LSTM → Self-Attention → Dense

%% 1️⃣ 生成随机时间序列输入特征
clc; clear;

numSamples = 1000; % 样本数量
timeSteps = 18; % 时间步 n
numFeatures = 7; % 特征数

% 模拟输入特征 [numSamples x timeSteps x numFeatures]
X = rand(numSamples, timeSteps, numFeatures);

% 模拟目标输出（比如SWH）
Y = rand(numSamples,1); % SWH，标量

%% 2️⃣ 构建 LSTM + Self-Attention + Dense 网络
layers = [ ...
sequenceInputLayer(numFeatures)
% LSTM层
lstmLayer(64,'OutputMode','last')

% Self-Attention 层 (用 multiHeadAttentionLayer 或自己实现，简化这里写 fullyConnected)
% 如果有较新版本Matlab可以用 multiHeadAttentionLayer
fullyConnectedLayer(64) % 代替 attention 层，核心思想是聚合
% Dense层
fullyConnectedLayer(32)
reluLayer
fullyConnectedLayer(1) % 输出 SWH （标量）
regressionLayer
];

%% 3️⃣ 配置训练选项
options = trainingOptions('adam', ...
'MaxEpochs',30, ...
'MiniBatchSize', 32, ...
'InitialLearnRate',1e-3, ...
'GradientThreshold',1, ...
'Shuffle','every-epoch', ...
'Plots','training-progress', ...
'Verbose',false);

%% 4️⃣ 转换数据格式 → cell array（sequenceInput需要 cell 格式）
XCell = cell(numSamples,1);
for i = 1:numSamples
XCell{i} = squeeze(X(i,:,:))'; % 转置成 [numFeatures x timeSteps]
end

%% 5️⃣ 训练网络
net = trainNetwork(XCell,Y,layers,options);

%% 6️⃣ 提取 LSTM 中间特征用于 Random Forest 特征重要性评估
% 这里用 activations 函数提取 LSTM 层的输出
featureLayer = 'lstm'; % LSTM 层名字 (你可以改名或用 layerGraph)

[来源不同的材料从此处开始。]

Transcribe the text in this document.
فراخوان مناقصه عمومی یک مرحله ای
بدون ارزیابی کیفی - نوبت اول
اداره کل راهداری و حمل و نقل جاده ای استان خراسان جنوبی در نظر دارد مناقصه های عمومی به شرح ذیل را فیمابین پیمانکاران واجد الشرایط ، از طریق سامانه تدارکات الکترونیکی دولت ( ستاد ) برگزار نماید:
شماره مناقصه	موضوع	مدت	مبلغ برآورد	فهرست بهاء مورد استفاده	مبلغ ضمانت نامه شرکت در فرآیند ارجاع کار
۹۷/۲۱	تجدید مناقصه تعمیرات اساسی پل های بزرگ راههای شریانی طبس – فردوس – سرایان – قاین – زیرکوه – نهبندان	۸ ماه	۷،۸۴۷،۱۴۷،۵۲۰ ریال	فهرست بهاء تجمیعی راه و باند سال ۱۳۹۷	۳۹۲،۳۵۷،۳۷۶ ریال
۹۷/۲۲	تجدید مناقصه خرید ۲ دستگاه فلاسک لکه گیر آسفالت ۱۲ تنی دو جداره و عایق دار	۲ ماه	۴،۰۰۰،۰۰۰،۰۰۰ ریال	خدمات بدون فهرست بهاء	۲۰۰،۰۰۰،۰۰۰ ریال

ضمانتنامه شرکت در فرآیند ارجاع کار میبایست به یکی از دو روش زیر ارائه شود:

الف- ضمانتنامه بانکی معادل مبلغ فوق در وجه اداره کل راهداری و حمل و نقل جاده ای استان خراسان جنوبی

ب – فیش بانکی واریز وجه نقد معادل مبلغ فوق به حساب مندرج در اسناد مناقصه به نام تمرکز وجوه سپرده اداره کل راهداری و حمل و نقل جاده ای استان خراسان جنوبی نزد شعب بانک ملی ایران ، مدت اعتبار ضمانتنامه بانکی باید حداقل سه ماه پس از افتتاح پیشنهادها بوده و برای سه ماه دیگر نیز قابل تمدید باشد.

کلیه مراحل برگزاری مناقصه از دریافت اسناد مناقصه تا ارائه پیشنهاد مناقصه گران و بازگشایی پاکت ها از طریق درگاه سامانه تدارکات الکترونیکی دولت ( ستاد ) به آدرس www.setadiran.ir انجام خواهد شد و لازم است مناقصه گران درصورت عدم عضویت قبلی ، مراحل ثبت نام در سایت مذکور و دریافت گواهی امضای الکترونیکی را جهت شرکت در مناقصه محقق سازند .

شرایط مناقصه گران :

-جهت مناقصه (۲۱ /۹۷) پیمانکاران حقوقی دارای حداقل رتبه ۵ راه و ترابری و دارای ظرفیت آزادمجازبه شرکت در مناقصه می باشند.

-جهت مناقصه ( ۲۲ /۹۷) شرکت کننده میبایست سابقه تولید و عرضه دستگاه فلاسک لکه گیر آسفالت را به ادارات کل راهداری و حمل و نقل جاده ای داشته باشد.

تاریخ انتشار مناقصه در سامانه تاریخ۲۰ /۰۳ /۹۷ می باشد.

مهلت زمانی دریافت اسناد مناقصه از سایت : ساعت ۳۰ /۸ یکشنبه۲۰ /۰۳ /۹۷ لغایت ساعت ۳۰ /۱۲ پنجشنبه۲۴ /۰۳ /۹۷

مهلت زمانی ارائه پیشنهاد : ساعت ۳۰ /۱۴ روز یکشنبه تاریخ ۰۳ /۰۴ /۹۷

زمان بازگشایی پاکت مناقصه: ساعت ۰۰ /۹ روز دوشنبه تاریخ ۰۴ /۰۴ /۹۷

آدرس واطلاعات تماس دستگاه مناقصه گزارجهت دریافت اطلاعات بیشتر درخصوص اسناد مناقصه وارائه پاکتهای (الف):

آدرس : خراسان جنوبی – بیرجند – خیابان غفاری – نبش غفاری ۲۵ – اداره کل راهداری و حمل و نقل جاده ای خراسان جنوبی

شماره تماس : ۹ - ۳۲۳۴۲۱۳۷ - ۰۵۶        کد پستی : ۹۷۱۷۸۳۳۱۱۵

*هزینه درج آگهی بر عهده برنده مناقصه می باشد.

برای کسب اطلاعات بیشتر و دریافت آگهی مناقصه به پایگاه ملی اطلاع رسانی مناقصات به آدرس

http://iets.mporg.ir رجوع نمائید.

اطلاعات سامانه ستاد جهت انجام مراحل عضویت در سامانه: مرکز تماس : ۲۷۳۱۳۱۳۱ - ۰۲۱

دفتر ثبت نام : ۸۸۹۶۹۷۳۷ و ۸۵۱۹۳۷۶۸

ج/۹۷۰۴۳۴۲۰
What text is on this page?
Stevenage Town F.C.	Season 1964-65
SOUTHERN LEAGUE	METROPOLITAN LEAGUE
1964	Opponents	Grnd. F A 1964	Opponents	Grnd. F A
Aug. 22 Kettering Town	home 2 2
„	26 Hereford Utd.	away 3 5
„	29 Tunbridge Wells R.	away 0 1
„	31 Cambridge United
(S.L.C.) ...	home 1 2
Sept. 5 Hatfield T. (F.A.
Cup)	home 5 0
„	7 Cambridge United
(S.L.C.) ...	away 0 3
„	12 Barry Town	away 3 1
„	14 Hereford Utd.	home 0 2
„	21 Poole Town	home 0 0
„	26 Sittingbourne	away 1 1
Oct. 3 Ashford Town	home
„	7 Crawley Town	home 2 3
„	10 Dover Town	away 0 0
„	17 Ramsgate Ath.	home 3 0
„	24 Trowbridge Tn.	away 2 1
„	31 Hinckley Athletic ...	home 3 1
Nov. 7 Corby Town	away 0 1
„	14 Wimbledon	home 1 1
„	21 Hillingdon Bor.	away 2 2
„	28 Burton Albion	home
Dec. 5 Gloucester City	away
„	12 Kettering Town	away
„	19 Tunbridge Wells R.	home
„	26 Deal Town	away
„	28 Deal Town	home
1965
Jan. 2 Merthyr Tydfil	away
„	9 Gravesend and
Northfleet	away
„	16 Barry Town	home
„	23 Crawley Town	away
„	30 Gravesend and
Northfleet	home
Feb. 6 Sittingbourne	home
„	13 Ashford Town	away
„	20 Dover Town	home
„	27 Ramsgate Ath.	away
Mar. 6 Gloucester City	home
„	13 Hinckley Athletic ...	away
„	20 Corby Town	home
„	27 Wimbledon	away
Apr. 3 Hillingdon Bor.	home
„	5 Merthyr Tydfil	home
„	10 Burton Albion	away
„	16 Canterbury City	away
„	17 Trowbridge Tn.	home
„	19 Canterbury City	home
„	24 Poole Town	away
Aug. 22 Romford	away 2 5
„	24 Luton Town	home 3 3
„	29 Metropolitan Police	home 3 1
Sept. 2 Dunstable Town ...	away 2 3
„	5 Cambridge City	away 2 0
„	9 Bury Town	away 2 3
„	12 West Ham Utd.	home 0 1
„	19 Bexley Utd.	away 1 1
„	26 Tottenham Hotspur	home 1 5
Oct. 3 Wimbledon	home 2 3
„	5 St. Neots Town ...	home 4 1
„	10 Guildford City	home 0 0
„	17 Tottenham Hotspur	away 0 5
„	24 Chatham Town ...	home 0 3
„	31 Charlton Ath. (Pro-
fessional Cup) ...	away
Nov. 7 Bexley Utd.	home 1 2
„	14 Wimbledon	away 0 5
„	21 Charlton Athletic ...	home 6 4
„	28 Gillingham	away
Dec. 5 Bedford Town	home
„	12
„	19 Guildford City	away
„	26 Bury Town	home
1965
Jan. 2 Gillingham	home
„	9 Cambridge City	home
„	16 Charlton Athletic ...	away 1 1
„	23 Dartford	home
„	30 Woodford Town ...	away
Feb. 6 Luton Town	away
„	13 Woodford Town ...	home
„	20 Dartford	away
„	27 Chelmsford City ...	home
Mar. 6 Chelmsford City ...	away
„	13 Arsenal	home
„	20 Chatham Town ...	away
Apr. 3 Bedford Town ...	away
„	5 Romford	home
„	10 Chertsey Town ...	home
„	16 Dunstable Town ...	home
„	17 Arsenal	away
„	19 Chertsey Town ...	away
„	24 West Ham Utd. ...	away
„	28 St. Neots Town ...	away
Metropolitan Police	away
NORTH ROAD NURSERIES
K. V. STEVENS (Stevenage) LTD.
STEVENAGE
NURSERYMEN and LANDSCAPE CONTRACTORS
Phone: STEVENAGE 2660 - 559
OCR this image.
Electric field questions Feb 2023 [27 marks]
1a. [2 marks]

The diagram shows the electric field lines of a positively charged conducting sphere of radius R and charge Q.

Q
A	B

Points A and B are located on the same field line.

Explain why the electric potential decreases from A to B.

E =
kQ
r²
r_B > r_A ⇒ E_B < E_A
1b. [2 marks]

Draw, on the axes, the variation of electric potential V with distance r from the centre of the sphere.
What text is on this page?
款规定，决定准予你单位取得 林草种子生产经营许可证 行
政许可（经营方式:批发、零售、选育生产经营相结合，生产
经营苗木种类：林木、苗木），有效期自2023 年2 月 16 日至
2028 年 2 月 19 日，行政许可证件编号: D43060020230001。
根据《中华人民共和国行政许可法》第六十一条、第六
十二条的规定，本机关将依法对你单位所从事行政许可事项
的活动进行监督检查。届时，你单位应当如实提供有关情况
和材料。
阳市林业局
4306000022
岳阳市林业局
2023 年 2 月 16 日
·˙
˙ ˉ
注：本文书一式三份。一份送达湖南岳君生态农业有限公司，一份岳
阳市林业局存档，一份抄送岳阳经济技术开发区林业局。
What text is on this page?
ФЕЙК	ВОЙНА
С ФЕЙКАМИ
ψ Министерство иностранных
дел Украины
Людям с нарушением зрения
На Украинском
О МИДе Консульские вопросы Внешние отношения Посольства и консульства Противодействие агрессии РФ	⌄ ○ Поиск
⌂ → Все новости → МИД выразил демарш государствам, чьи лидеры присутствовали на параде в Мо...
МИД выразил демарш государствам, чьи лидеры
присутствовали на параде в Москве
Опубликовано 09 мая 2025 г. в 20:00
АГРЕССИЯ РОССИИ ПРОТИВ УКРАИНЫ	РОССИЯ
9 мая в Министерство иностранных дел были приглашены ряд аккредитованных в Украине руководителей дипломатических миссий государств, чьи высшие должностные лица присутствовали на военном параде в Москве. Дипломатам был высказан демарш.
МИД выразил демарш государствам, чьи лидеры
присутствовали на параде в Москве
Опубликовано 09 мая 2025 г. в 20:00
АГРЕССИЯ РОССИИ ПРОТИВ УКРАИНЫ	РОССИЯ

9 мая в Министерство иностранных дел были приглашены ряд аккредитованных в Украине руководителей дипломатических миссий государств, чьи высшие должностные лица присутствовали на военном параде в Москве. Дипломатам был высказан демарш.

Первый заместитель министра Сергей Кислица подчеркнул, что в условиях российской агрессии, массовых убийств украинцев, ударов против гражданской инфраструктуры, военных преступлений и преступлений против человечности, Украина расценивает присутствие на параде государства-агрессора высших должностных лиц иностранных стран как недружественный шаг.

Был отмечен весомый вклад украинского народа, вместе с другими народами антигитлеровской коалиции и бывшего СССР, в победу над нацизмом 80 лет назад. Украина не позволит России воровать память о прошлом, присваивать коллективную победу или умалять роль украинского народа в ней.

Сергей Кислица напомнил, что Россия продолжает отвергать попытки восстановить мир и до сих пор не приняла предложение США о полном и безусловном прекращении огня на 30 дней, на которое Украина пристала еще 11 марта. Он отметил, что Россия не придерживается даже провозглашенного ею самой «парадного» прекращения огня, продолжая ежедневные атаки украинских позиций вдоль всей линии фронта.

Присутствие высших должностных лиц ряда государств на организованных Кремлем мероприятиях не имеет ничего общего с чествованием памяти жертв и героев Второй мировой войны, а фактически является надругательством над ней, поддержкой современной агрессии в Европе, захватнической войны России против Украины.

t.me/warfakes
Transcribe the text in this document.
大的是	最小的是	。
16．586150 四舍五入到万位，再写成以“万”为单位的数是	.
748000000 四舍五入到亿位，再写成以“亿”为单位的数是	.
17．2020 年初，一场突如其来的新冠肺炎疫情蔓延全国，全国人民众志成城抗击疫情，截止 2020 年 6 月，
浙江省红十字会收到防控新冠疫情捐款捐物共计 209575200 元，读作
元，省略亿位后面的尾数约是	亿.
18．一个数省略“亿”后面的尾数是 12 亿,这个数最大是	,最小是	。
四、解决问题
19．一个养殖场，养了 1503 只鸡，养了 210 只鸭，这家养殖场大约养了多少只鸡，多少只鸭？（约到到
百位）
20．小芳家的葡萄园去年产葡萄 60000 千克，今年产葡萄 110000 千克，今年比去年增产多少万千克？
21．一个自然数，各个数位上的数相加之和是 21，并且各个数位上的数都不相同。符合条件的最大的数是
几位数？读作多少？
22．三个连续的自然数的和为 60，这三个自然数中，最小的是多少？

% 提取 LSTM 层的输出（取最后一个时间步的状态作为整体特征）
features = zeros(numSamples,64);
for i = 1:numSamples
lstmOut = activations(net,XCell{i},'lstm','OutputAs','channels');
% 取最后时间步
features(i,:) = lstmOut(:,end);
end

%% 7️⃣ 用 Random Forest 评估特征重要性
% 用 LSTM 输出特征预测 SWH，评估特征重要性
numTrees = 100;
RF = TreeBagger(numTrees,features,Y,'Method','regression','OOBPrediction','on','OOBPredictorImportance','on');

% 画特征重要性
figure;
bar(RF.OOBPermutedPredictorDeltaError);
xlabel('LSTM 特征维度');
ylabel('特征重要性');
title('Random Forest 评估特征重要性');
grid on;


import torch
import torch.nn as nn
import torch.optim as optim
import numpy as np
import matplotlib.pyplot as plt
import seaborn as sns
from sklearn.ensemble import RandomForestRegressor
from sklearn.metrics import mean_squared_error, r2_score
import warnings

warnings.filterwarnings('ignore')

# 设置中文字体
plt.rcParams['font.sans-serif'] = ['SimHei', 'Arial Unicode MS', 'DejaVu Sans']
plt.rcParams['axes.unicode_minus'] = False

# 1️⃣ 数据准备
num_samples = 1000
time_steps = 18
num_features = 7

# 生成随机输入 [num_samples, time_steps, num_features]
X = np.random.rand(num_samples, time_steps, num_features).astype(np.float32)

# 生成随机目标 SWH
Y = np.random.rand(num_samples, 1).astype(np.float32)

# 转成 PyTorch Tensor
X_tensor = torch.tensor(X)
Y_tensor = torch.tensor(Y)


# 2️⃣ 定义 LSTM + Self-Attention + Dense 网络
class LSTM_Attention_Net(nn.Module):
    def __init__(self, input_dim, hidden_dim, output_dim):
        super(LSTM_Attention_Net, self).__init__()
        self.lstm = nn.LSTM(input_dim, hidden_dim, batch_first=True)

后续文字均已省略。